Since the last post with the comment on SkyEurope falling out of the sky, I have been keeping a sharp eye on the budget airline news. So many travel writers and travel bloggers, mostly US based are still shouting the praises of “cross the big pond with the cheapest flight possible and then traipse through Europe with budget airlines”. What this tells me is that they are not really doing their research thoroughly enough. It reminds me of a recent travel article for Budapest that was in the travel section of a top Arizona newspaper just two months ago. The author was raving about the experiences of the Budapest thermals and spoke so highly of the Racs Thermal. The Racs closed down in 2002. Travel writers should try their absolute best to get it right. If you have not been to a destination in years, skip the topic and write what you do know about from recent trips. Here are some snippets of news from different sites about the troubles of European budget airlines.
“Hungarians, Bitter says, are not flying as much as Slovakians or Czechs and most of SkyEurope’s Budapest flights were filled exclusively with foreigners going on holiday. He adds that fares from Budapest and Prague to Western European cities are similar, but Prague flights are an hour shorter, making them by far a more profitable venture. He says the Slovakian economy is also stronger, growing at 14% annually compared with only 1% in Hungary. “It’s night and day.” For the full article see www.flightglobal.com/articles/2008/04/23/223221/jason-bitter-slowing-down-expansion-at-skyeurope.html
It also is a telling tale why Slovakia is going on the Euro in January 2009 and Hungary will be lucky to get there in 2012.
Ryanair one of the oldest and most stable of the no frills is having problems as well. This was part of a longer article at www.flightglobal.com/articles/2008/04/23/223145/high-fuel-prices-lead-to-airline-casualties.html
“Ryanair warned earlier this year that its profits for the fiscal year ending March 2009 could fall by as much as 50% due to high oil prices and fears of recession. The carrier has embarked on a cost-cutting programme that will see staff salaries frozen and aircraft grounded this winter to help it cope with its rising fuel bill. “We will sit 20 of our aircraft on the ground this winter because it’s cheaper than flying them,” says Ryanair deputy chief executive Michael Cawley. ‘That’s wrong and it’s a huge issue for us. We’ve made a virtue in the past of having year-round servicesbut I want to point out the difficulty we’ll have this year.'”
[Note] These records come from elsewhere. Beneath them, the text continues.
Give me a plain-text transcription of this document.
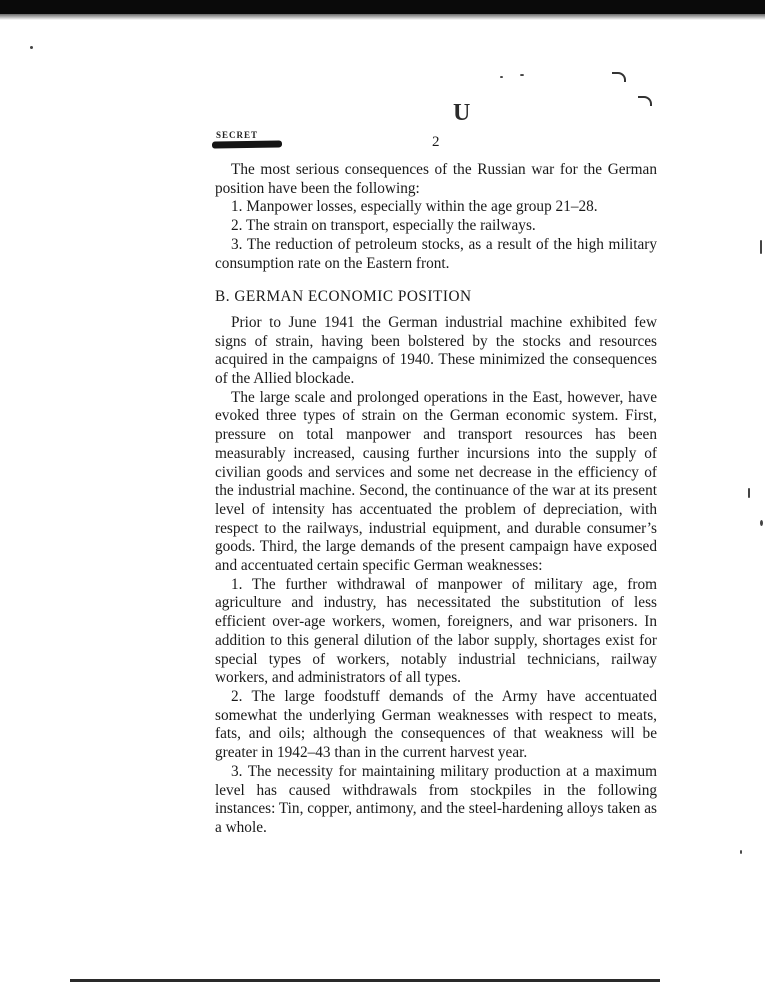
U
SECRET	2

The most serious consequences of the Russian war for the German position have been the following:

1. Manpower losses, especially within the age group 21–28.

2. The strain on transport, especially the railways.

3. The reduction of petroleum stocks, as a result of the high military consumption rate on the Eastern front.

B. GERMAN ECONOMIC POSITION

Prior to June 1941 the German industrial machine exhibited few signs of strain, having been bolstered by the stocks and resources acquired in the campaigns of 1940. These minimized the consequences of the Allied blockade.

The large scale and prolonged operations in the East, however, have evoked three types of strain on the German economic system. First, pressure on total manpower and transport resources has been measurably increased, causing further incursions into the supply of civilian goods and services and some net decrease in the efficiency of the industrial machine. Second, the continuance of the war at its present level of intensity has accentuated the problem of depreciation, with respect to the railways, industrial equipment, and durable consumer’s goods. Third, the large demands of the present campaign have exposed and accentuated certain specific German weaknesses:

1. The further withdrawal of manpower of military age, from agriculture and industry, has necessitated the substitution of less efficient over-age workers, women, foreigners, and war prisoners. In addition to this general dilution of the labor supply, shortages exist for special types of workers, notably industrial technicians, railway workers, and administrators of all types.

2. The large foodstuff demands of the Army have accentuated somewhat the underlying German weaknesses with respect to meats, fats, and oils; although the consequences of that weakness will be greater in 1942–43 than in the current harvest year.

3. The necessity for maintaining military production at a maximum level has caused withdrawals from stockpiles in the following instances: Tin, copper, antimony, and the steel-hardening alloys taken as a whole.
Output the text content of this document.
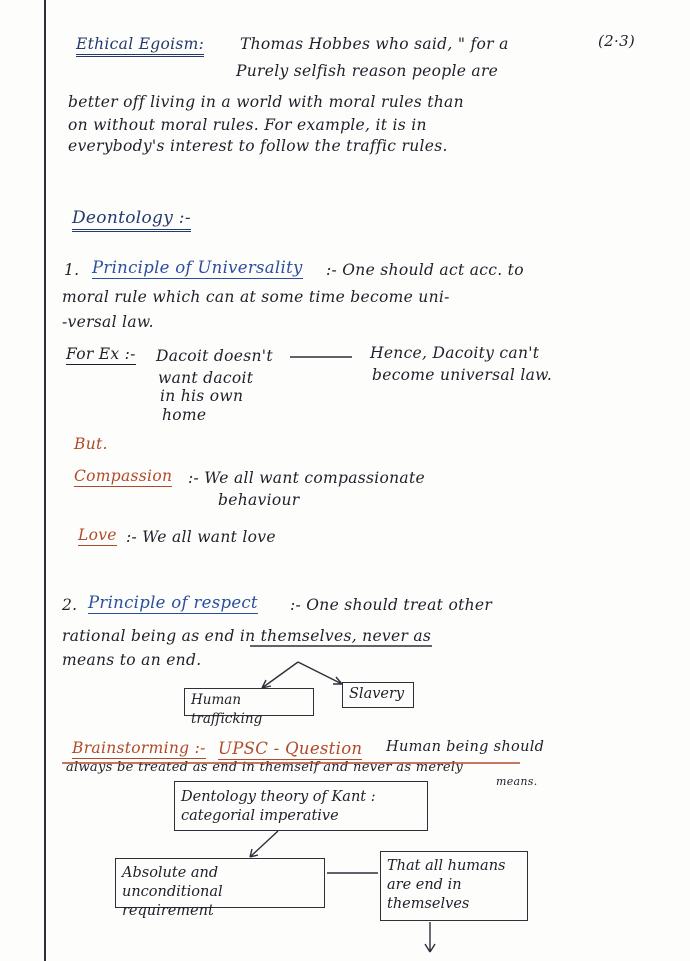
(2·3)
Ethical Egoism: Thomas Hobbes who said, " for a
Purely selfish reason people are
better off living in a world with moral rules than
on without moral rules. For example, it is in
everybody's interest to follow the traffic rules.
Deontology :-
1. Principle of Universality :- One should act acc. to
moral rule which can at some time become uni-
-versal law.
For Ex :- Dacoit doesn't
want dacoit
in his own
home
Hence, Dacoity can't
become universal law.
But.
Compassion :- We all want compassionate
behaviour
Love :- We all want love
2. Principle of respect :- One should treat other
rational being as end in themselves, never as
means to an end.
Human trafficking
Slavery
Brainstorming :- UPSC - Question Human being should
always be treated as end in themself and never as merely
means.
Dentology theory of Kant :
categorial imperative
Absolute and unconditional
requirement
That all humans
are end in
themselves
EasyJet jumps into the ring with the headline EasyJet exec predicts cull of budget airlines. The stark warning of a cull of low-cost airlines came as the British budget airline’s shares fell more than 4 percent after another spike higher in oil prices towards $120 a barrel. “There are currently about 50 low-cost carriers on the European market — that’s absurd,” Francois Bacchetta, managing director of EasyJet France, told a news conference. In a few years’ time there will be no more than about three or four of us left in Europe,” he said. Posted at www.reuters.com/article/marketsNews/idUSL2332471920080423.